Hand-rolled walker over JSZip:

  • JSZip is already a production dep (OfficeStrategy uses it); no new dependency.
  • The library handles the structural concerns we don't want to re-implement (DEFLATE round-trip, central-directory rebuild, Zip64 promotion when needed).
  • The metadata we care about (timestamps, comments, extra fields) is reachable via JSZip's per-entry options (date, comment) or by re-emitting the entry without the metadata payload.
  • Encrypted-entry detection: JSZip's loadAsync throws "Encrypted zip are not supported" on any archive containing encrypted entries. We catch that error and surface a structured invalid-file-format result. An earlier implementation used a hand-rolled LFH GP-flag scanner (~30 lines), but it had two blind spots — ZIP64 entries (compressed size = 0xFFFFFFFF in the LFH, real size in the Zip64 extra field) desynchronised the stride math, and data-descriptor entries (GP-flag bit 3) broke the scan on any streaming entry preceding an encrypted one. JSZip's detection runs on the same bytes it parses and has neither blind spot.

Library evaluations explicitly ruled out:

  • Rewriting ZIP from scratch. ~3000 lines of bytewise PKWARE APPNOTE compliance, including DEFLATE, Zip64 promotion thresholds, and central-directory rebuild. Not worth it when JSZip handles the structural surface for us.
  • fflate (alternative JS zip lib, ~12 KB gzip). Smaller than JSZip but doesn't expose the per-entry comment or extra-field options we need; we'd be writing the same byte-walking code we'd write anyway, just on top of a less-featured library. Adding a second zip library is also a fresh prod dep against the 4-dep ceiling.

Phase plan

This PR ships the full shipping policy in §"Per-source policy table" plus the per-leaf diff UI tree.
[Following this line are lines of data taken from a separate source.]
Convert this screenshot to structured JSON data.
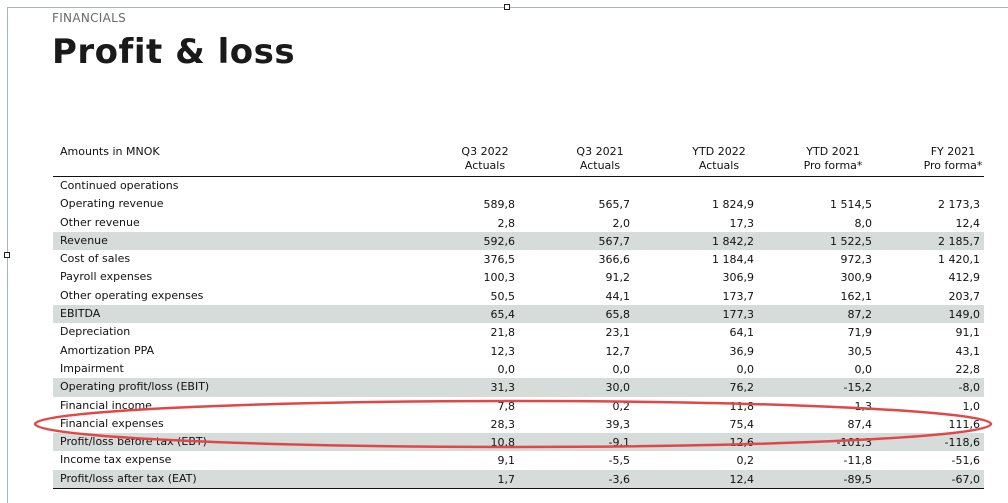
{
  "header": {
    "section": "FINANCIALS",
    "title": "Profit & loss"
  },
  "table": {
    "columns": [
      {
        "line1": "Amounts in MNOK",
        "line2": ""
      },
      {
        "line1": "Q3 2022",
        "line2": "Actuals"
      },
      {
        "line1": "Q3 2021",
        "line2": "Actuals"
      },
      {
        "line1": "YTD 2022",
        "line2": "Actuals"
      },
      {
        "line1": "YTD 2021",
        "line2": "Pro forma*"
      },
      {
        "line1": "FY 2021",
        "line2": "Pro forma*"
      }
    ],
    "rows": [
      {
        "label": "Continued operations",
        "values": [
          "",
          "",
          "",
          "",
          ""
        ],
        "shaded": false
      },
      {
        "label": "Operating revenue",
        "values": [
          "589,8",
          "565,7",
          "1 824,9",
          "1 514,5",
          "2 173,3"
        ],
        "shaded": false
      },
      {
        "label": "Other revenue",
        "values": [
          "2,8",
          "2,0",
          "17,3",
          "8,0",
          "12,4"
        ],
        "shaded": false
      },
      {
        "label": "Revenue",
        "values": [
          "592,6",
          "567,7",
          "1 842,2",
          "1 522,5",
          "2 185,7"
        ],
        "shaded": true
      },
      {
        "label": "Cost of sales",
        "values": [
          "376,5",
          "366,6",
          "1 184,4",
          "972,3",
          "1 420,1"
        ],
        "shaded": false
      },
      {
        "label": "Payroll expenses",
        "values": [
          "100,3",
          "91,2",
          "306,9",
          "300,9",
          "412,9"
        ],
        "shaded": false
      },
      {
        "label": "Other operating expenses",
        "values": [
          "50,5",
          "44,1",
          "173,7",
          "162,1",
          "203,7"
        ],
        "shaded": false
      },
      {
        "label": "EBITDA",
        "values": [
          "65,4",
          "65,8",
          "177,3",
          "87,2",
          "149,0"
        ],
        "shaded": true
      },
      {
        "label": "Depreciation",
        "values": [
          "21,8",
          "23,1",
          "64,1",
          "71,9",
          "91,1"
        ],
        "shaded": false
      },
      {
        "label": "Amortization PPA",
        "values": [
          "12,3",
          "12,7",
          "36,9",
          "30,5",
          "43,1"
        ],
        "shaded": false
      },
      {
        "label": "Impairment",
        "values": [
          "0,0",
          "0,0",
          "0,0",
          "0,0",
          "22,8"
        ],
        "shaded": false
      },
      {
        "label": "Operating profit/loss (EBIT)",
        "values": [
          "31,3",
          "30,0",
          "76,2",
          "-15,2",
          "-8,0"
        ],
        "shaded": true
      },
      {
        "label": "Financial income",
        "values": [
          "7,8",
          "0,2",
          "11,8",
          "1,3",
          "1,0"
        ],
        "shaded": false
      },
      {
        "label": "Financial expenses",
        "values": [
          "28,3",
          "39,3",
          "75,4",
          "87,4",
          "111,6"
        ],
        "shaded": false
      },
      {
        "label": "Profit/loss before tax (EBT)",
        "values": [
          "10,8",
          "-9,1",
          "12,6",
          "-101,3",
          "-118,6"
        ],
        "shaded": true
      },
      {
        "label": "Income tax expense",
        "values": [
          "9,1",
          "-5,5",
          "0,2",
          "-11,8",
          "-51,6"
        ],
        "shaded": false
      },
      {
        "label": "Profit/loss after tax (EAT)",
        "values": [
          "1,7",
          "-3,6",
          "12,4",
          "-89,5",
          "-67,0"
        ],
        "shaded": true
      }
    ]
  },
  "annotation": {
    "stroke_color": "#e04848"
  }
}
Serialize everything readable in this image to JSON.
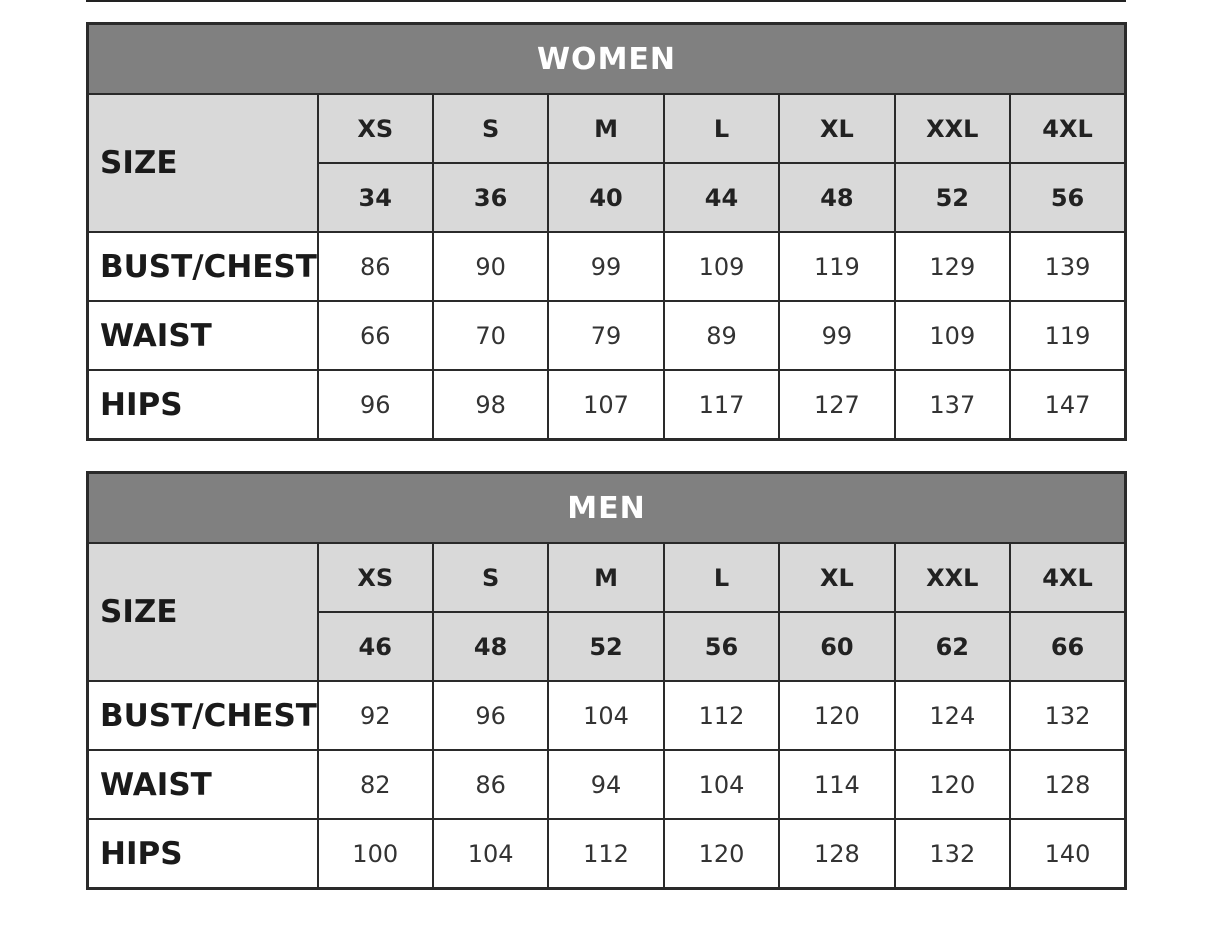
{
  "tables": [
    {
      "title": "WOMEN",
      "size_label": "SIZE",
      "sizes": [
        "XS",
        "S",
        "M",
        "L",
        "XL",
        "XXL",
        "4XL"
      ],
      "numeric_sizes": [
        "34",
        "36",
        "40",
        "44",
        "48",
        "52",
        "56"
      ],
      "rows": [
        {
          "label": "BUST/CHEST",
          "values": [
            "86",
            "90",
            "99",
            "109",
            "119",
            "129",
            "139"
          ]
        },
        {
          "label": "WAIST",
          "values": [
            "66",
            "70",
            "79",
            "89",
            "99",
            "109",
            "119"
          ]
        },
        {
          "label": "HIPS",
          "values": [
            "96",
            "98",
            "107",
            "117",
            "127",
            "137",
            "147"
          ]
        }
      ]
    },
    {
      "title": "MEN",
      "size_label": "SIZE",
      "sizes": [
        "XS",
        "S",
        "M",
        "L",
        "XL",
        "XXL",
        "4XL"
      ],
      "numeric_sizes": [
        "46",
        "48",
        "52",
        "56",
        "60",
        "62",
        "66"
      ],
      "rows": [
        {
          "label": "BUST/CHEST",
          "values": [
            "92",
            "96",
            "104",
            "112",
            "120",
            "124",
            "132"
          ]
        },
        {
          "label": "WAIST",
          "values": [
            "82",
            "86",
            "94",
            "104",
            "114",
            "120",
            "128"
          ]
        },
        {
          "label": "HIPS",
          "values": [
            "100",
            "104",
            "112",
            "120",
            "128",
            "132",
            "140"
          ]
        }
      ]
    }
  ],
  "colors": {
    "title_bg": "#808080",
    "header_bg": "#d9d9d9",
    "border": "#2a2a2a"
  }
}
Deferred items:

  • Streaming MP4/Office strip for large archives — out of scope; tracked in #34 (which would also benefit standalone large-file processing).
  • Self-extracting EXE stub scrubbing — documented gap, requires distinguishing stub-PE bytes from arbitrary leading garbage. Not worth the engineering cost for the audience.
  • Decryption of encrypted entries — out of scope (no password prompts; see invariants).
  • Multi-disk / spanned archives — JSZip rejects them; surfaces as parse-failed.
  • ZIP64 archives > 4 GB — Zip64 is supported in pass-through; not sentinel-tested at that scale (would need a multi-GB fixture).